Catégorie: Cartographie, Grand public, Livres, Arts, Expos, Portraits

© Christine Tamalet

© Christine Tamalet

Journaliste spécialisé dans le renseignement, formé à la géographie et à la philosophie, Philippe Vasset passe une bonne partie de sa vie à marcher et à écrire. Cet arpenteur s’intéresse aux espaces interstitiels, auxquels il rend leurs lettres de noblesse dans son dernier roman, La Conjuration. Sa vision des cartes, des globes virtuels et des SIG n’a rien d’utilitaire.

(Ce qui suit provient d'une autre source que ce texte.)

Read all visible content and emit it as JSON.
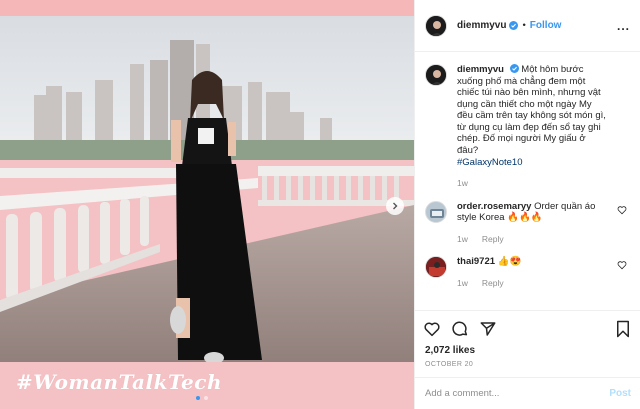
{
  "colors": {
    "accent": "#3897f0",
    "pink_frame": "#f4c1c4",
    "text": "#262626",
    "muted": "#8e8e8e"
  },
  "post": {
    "image_caption_overlay": "#WomanTalkTech",
    "carousel_dots": 2,
    "carousel_active": 0
  },
  "header": {
    "username": "diemmyvu",
    "separator": "•",
    "follow_label": "Follow",
    "more_label": "..."
  },
  "caption": {
    "username": "diemmyvu",
    "text": "Một hôm bước xuống phố mà chẳng đem một chiếc túi nào bên mình, nhưng vật dụng cần thiết cho một ngày My đều cầm trên tay không sót món gì, từ dụng cụ làm đẹp đến sổ tay ghi chép. Đố mọi người My giấu ở đâu?",
    "hashtag": "#GalaxyNote10",
    "time": "1w"
  },
  "comments": [
    {
      "username": "order.rosemaryy",
      "text": "Order quần áo style Korea",
      "emoji": "🔥🔥🔥",
      "time": "1w",
      "reply_label": "Reply"
    },
    {
      "username": "thai9721",
      "text": "",
      "emoji": "👍😍",
      "time": "1w",
      "reply_label": "Reply"
    }
  ],
  "actions": {
    "likes": "2,072 likes",
    "date": "OCTOBER 20"
  },
  "add_comment": {
    "placeholder": "Add a comment...",
    "post_label": "Post"
  },
  "icons": [
    "verified-badge-icon",
    "heart-icon",
    "comment-icon",
    "share-icon",
    "bookmark-icon",
    "chevron-right-icon"
  ]
}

Philippe Vasset annonce d’entrée de jeu la couleur : « Je n’étais pas bon en géographie et je ne crois pas au bon usage de la carte. » Pourquoi faire le portrait d’un tel individu ? C’est que La Conjuration, son dernier roman, prolonge un certain nombre de réflexions initiées dans Un livre blanc, récit publié en 2007. Alors qu’Un livre blanc s’intéressait aux zones blanches sur les cartes IGN, La Conjuration se penche sur les zones noires, « celles qui sont cadenassées et défendues », lieux propices à tous les imaginaires et pourquoi pas, à accueillir une secte sans gourou et sans idéologie, au cœur même de la capitale. Briseur de cadenas, escaladeur de façade… le narrateur de La Conjuration explore tout ce qui échappe à l’urbanisme et à l’aménagement, tout ce qui résiste : salle dans une pile de pont, sous une statue à La Défense, supermarché désaffecté, cimetière, croisement d’autoroutes, tunnel de l’ancienne Petite Ceinture…

Échec des cartes

« La carte m’intéresse pour elle-même, en tant qu’objet. » C’est à l’école primaire qu’il découvre ses premières cartes : les cartes géomorphologiques, « mystérieuses, car il fallait un savoir pour les décrypter que je n’avais pas, elles racontaient des choses invisibles. On aurait dit des écorchés ». Il s’intéresse ensuite aux cartes IGN, mais là où on les attend le moins, en ville. « Elles donnent des points de vue sur des choses qu’on ne voit pas de la rue, comme les installations ferroviaires. » Et voilà Philippe Vasset parti à l’assaut de ces espaces révélés par la carte ou cachés sous le blanc. « Les cartes peuvent donner un éclairage inattendu mais elles ne peuvent pas épuiser l’espace. C’est encore plus vrai pour les globes virtuels. Ils ont un rapport encore moins transparent avec ce qu’ils sont censés décrire. Cet environnement immersif couturé est bourré d’artefacts, de visages floutés, ce n’est pas l’espace. En découvrir les imperfections me met en joie. » Et c’est souvent dans ces accidents que finissent les balades de Philippe Vasset.

Échec de l’aménagement

C’est à Orléans, où il passe son enfance et son adolescence qu’il commence ses déambulations, qui deviennent rapidement obsessionnelles (« dix ans après en être parti, j’en rêvais encore »). À Paris, c’est la période heureuse de la collection de lieux inattendus, « me servant de ma carte IGN comme d’un plateau de Monopoly ». Le banquier des espaces interstitiels s’enrichit. Six ans plus tard, le début de La Conjuration nous présente pourtant un narrateur aux abois : « Les urbanistes avaient coupé ma drogue favorite de circuits fléchés et de visites recommandées […]. Dans leur sillage, plus de vacant, plus d’inutile, seulement du neuf, du verni et du fonctionnel. Mon Beyrouth mental, autrefois sillonné de factures, n’était plus qu’une grille d’abscisses et d’ordonnées, un réceptacle transparent aux alvéoles interchangeables. » Il rêve alors de lâcher une « bombe cadastrale » sur Paris.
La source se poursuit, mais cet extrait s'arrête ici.